Bangladesh–Botswana relations refer to the bilateral relations of Bangladesh and Botswana. Neither country has a resident high commissioner. Both countries are members of the Commonwealth of Nations and Non-Aligned Movement.

== Economic cooperation ==
Bangladesh and Botswana have shown interest to expand bilateral economic activities and have been taking steps in this regard. Botswana has urged Bangladesh to set up joint venture textile industries in the country. Botswana has also sought Bangladesh's assistance in developing its pharmaceutical sector. In 2009, a business delegation from Bangladesh led by former president of Bangladesh Knitwear Manufacturers and Exporters Association (BKMEA) Fazlul Haque visited Botswana to explore potential ways for increasing bilateral trade and investment. In the same year, an MoU was signed between Bangladesh and Botswana to promote collaboration in capacity building, exchange of economic and commercial information, export development, image building and investment on small medium and micro enterprises (SMME).
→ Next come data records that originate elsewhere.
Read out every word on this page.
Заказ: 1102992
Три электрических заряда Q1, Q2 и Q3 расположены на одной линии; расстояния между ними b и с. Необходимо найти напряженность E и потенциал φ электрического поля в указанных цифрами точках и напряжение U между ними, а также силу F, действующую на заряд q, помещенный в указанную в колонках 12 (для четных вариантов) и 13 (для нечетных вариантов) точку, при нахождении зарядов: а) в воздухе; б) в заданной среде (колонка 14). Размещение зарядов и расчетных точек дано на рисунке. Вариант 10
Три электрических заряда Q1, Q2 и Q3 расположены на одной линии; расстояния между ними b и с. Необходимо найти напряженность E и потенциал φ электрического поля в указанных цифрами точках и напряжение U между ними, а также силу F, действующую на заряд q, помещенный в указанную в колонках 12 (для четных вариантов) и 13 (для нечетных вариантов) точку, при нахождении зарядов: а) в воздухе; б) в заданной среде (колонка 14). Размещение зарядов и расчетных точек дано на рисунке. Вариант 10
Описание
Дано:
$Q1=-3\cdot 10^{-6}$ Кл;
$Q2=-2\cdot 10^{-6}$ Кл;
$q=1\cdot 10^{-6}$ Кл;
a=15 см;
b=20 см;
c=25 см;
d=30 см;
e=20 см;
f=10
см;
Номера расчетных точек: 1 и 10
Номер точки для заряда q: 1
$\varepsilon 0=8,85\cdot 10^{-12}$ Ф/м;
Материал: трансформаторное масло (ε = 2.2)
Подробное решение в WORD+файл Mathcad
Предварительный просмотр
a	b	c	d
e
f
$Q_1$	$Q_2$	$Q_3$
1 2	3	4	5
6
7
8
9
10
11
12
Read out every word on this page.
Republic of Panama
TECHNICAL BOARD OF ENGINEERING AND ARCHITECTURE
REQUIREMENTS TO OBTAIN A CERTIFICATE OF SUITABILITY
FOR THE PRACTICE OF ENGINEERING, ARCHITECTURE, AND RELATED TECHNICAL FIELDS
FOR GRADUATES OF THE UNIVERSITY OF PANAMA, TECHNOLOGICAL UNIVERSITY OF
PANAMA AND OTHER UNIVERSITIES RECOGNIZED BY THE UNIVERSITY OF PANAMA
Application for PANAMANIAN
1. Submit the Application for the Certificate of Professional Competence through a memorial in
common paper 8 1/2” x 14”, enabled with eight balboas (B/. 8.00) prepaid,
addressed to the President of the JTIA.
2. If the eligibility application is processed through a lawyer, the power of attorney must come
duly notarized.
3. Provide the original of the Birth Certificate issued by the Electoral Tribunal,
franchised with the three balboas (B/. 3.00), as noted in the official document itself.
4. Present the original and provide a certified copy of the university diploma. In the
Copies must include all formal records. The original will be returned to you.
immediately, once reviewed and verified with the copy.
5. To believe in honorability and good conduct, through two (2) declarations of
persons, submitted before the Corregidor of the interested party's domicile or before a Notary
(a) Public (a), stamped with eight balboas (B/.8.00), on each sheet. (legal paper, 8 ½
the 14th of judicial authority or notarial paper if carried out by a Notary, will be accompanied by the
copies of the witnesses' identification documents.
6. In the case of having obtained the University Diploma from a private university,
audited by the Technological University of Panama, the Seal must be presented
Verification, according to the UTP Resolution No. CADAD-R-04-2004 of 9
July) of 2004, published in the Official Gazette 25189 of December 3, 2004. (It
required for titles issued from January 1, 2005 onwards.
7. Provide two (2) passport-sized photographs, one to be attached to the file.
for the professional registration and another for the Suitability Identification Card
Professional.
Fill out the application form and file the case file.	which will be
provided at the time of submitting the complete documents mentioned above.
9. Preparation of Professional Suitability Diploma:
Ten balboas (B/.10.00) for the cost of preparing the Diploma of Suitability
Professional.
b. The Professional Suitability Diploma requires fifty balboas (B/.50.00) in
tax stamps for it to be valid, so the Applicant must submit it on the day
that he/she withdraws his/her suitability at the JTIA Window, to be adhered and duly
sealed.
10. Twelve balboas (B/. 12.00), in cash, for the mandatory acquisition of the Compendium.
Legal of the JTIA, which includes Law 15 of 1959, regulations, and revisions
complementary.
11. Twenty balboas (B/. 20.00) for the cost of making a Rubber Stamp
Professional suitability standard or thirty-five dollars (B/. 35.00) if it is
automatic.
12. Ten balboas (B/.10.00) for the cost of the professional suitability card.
In 2013, another delegation from the Commerce Ministry of Bangladesh paid an official visit to Botswana.

== Other cooperation ==
Botswana has proposed to sign an agreement in the fields of sports and culture with Bangladesh. Former President of Botswana, Festus Gontebanye Mogae expressed his desire to have Bangladesh's support and cooperation in developing the quality of cricket of Botswana. Botswana has also stressed on the employment of Bangladeshi agriculturists in Botswana to develop its agricultural sector.

== Bangladeshi diaspora ==
About 20,000 Bangladeshi workers including doctors, nurses and engineers were legally employed in Botswana as of 2013.